You need to forget about where you’re going to go – you need to really embrace the moment and only react to what’s happening. If I see that a student is playing and they’re not in the moment, I tell them to stop, to listen, and to try to sing the inner voice that they hear… It starts from within, it doesn’t start from the instrument or the idea of it. 

Tixier wears the Echelon in navy and stainless steel.

You’ve had some exciting collaborations recently. You specialize in improv, so do you get freedom in these collaborations or is there a certain direction you follow?

Sometimes big artists who are high profile, they’ll have a manager on set, and they have a very specific idea of what they want, so I’m just playing what they want me to play. Sometimes, in the same session, for example, one time with John Legend–it’s a cool story, because this was for a Christmas song just last year–I went to a studio, I recorded the track, and at the end of the session, I asked the arranger/orchestrator, ‘Hey, I really like the track. We should do a violin solo, it sounds good.’ Everybody left the studio, and I recorded the solo. We sent it to John Legend, just to make sure that it is okay, because it was not planned. I flew to Dallas, and when I landed I got an email saying that John wanted to keep it, so he kept it on the track. Then I went to celebrate at Midnight Rambler, and I saw Sting there! Anyway, the track is “Happy Xmas,” it’s a cover of John Lennon. 

When I was [touring] with Stevie Wonder, everything was written too, and it was supposed to be a tour with only written parts, but in rehearsal I improvised a little bit and he heard me and he was like okay, ‘Who is playing?’ and I said ‘Me,’ and he said, ‘Okay, you’re going to play a solo for each day on violin.’ So, sometimes I get solos because I take them.

The musician has won multiple Grammy awards for his work in The Lion King, with John Legend, and more.

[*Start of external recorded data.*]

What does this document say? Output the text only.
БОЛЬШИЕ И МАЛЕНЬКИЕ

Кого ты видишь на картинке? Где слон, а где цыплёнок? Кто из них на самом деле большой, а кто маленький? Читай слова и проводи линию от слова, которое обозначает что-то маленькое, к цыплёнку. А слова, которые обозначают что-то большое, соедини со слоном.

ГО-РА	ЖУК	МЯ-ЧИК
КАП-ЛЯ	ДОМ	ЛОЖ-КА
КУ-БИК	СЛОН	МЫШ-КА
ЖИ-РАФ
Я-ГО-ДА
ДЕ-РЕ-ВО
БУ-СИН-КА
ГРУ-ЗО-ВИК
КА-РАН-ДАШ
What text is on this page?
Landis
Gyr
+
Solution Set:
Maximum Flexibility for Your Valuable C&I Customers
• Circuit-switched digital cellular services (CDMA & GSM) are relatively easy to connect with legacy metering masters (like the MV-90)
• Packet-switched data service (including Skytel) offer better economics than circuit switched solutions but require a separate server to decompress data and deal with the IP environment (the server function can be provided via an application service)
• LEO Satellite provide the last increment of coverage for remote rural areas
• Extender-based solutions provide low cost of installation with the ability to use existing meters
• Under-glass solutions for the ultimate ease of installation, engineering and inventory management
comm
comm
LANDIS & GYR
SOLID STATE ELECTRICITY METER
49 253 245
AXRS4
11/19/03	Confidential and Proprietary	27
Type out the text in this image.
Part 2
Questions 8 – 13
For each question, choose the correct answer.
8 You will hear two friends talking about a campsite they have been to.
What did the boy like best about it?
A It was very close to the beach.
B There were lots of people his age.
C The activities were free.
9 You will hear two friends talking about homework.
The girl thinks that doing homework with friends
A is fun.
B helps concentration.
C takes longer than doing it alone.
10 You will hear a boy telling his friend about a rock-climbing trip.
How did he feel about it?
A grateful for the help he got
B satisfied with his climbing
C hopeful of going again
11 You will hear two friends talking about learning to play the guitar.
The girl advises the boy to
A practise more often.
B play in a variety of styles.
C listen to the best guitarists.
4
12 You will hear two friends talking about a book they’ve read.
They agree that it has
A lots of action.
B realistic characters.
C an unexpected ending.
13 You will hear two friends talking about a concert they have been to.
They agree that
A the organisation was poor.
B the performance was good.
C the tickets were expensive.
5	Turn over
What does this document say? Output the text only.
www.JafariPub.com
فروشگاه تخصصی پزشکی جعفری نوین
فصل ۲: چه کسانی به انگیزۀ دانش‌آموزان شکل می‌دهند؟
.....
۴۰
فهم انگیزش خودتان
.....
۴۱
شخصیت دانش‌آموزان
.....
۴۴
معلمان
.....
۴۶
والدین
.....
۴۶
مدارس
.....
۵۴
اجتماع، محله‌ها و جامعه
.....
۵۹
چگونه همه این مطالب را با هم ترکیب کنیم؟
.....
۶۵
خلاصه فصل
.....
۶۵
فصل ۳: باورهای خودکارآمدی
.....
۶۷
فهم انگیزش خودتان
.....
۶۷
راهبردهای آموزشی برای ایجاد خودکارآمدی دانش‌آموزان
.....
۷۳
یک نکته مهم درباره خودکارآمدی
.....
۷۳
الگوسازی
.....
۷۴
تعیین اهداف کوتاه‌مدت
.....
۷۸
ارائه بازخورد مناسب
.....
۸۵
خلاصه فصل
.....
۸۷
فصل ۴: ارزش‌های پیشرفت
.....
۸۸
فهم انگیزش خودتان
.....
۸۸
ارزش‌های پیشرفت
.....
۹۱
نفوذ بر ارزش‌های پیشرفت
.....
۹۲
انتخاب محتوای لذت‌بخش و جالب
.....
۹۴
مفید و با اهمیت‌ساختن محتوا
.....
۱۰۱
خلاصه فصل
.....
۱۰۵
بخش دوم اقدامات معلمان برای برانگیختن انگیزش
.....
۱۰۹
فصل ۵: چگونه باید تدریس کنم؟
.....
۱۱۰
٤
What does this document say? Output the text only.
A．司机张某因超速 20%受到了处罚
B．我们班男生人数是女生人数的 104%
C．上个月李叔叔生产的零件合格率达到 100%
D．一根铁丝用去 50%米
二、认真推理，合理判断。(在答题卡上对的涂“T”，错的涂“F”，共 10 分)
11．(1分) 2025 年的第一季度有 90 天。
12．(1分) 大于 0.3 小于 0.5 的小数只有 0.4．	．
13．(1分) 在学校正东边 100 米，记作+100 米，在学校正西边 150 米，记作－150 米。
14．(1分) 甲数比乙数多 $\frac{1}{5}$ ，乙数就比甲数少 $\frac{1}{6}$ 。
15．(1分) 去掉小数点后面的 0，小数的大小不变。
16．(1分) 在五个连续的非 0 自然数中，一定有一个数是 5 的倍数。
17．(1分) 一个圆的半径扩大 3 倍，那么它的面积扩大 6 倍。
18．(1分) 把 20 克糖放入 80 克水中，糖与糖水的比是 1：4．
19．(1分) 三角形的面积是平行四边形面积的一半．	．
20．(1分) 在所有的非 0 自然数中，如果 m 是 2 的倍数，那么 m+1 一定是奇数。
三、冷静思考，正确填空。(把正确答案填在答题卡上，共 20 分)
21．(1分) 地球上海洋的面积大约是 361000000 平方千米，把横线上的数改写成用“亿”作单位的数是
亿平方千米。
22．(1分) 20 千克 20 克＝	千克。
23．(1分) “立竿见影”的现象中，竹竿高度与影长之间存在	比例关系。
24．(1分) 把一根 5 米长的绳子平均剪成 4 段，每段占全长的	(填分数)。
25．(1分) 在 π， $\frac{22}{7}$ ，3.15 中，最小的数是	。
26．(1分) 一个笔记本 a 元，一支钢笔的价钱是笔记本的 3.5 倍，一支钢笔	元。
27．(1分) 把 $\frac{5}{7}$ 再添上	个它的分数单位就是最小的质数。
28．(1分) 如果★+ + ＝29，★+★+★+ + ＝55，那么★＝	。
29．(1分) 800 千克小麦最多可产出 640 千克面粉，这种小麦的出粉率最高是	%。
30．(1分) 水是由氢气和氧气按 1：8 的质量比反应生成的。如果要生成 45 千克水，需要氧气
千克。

What inspires you as an artist?

Sometimes it’s things outside of music. There are many things that inspire me, but one of the most important things is the energy of a room, or the energy of a place. For example, traveling inspires me, different atmospheres and cultures. It makes me feel connected, because I see all the similarities and all the unknown, but also all the things that we have in common wherever I am.

Tixier wears the Heist Platinum Series in stainless steel.

How do you manage your time as an artist?

Usually, I’m really bad at time. Because I’m an improviser, I absolutely hate, hate planning. Actually it makes me a little uncomfortable to plan things, and I know sometimes that’s a bad thing because [of the society we live in]. I have a hard time organizing and planning in advance because I like to be spontaneous, and I like to do things that I feel at the moment, and just do them. When I play, that’s what I do when I improvise. I do things without planning them. 

In my life, I’m very emotional, and it’s also a very emotional instrument, the violin, so what I try to do to organize my time is to prioritize my time with my instrument. My life is really around my instrument.

Tixier wears the Heist Platinum Series in stainless steel.

What are some of the most significant moments in your career?

One of the moments that touched me the most and impacted me as an artist, and also just as a person, was when I was asked to play with Stevie Wonder for two years and being on stage with him. I grew up listening to his music… Being onstage and doing “Isn’t She Lovely” with him every night, in places like Madison Square Garden or stadiums, it was really surreal and extremely moving for me. 

Another one was when I was on David Letterman for the first time, because that was a big time in my life, a big change from basically doing no work to being on David Letterman. It was like it was one of the moments where I knew that something was different. Wow, a violin can carry me to these places.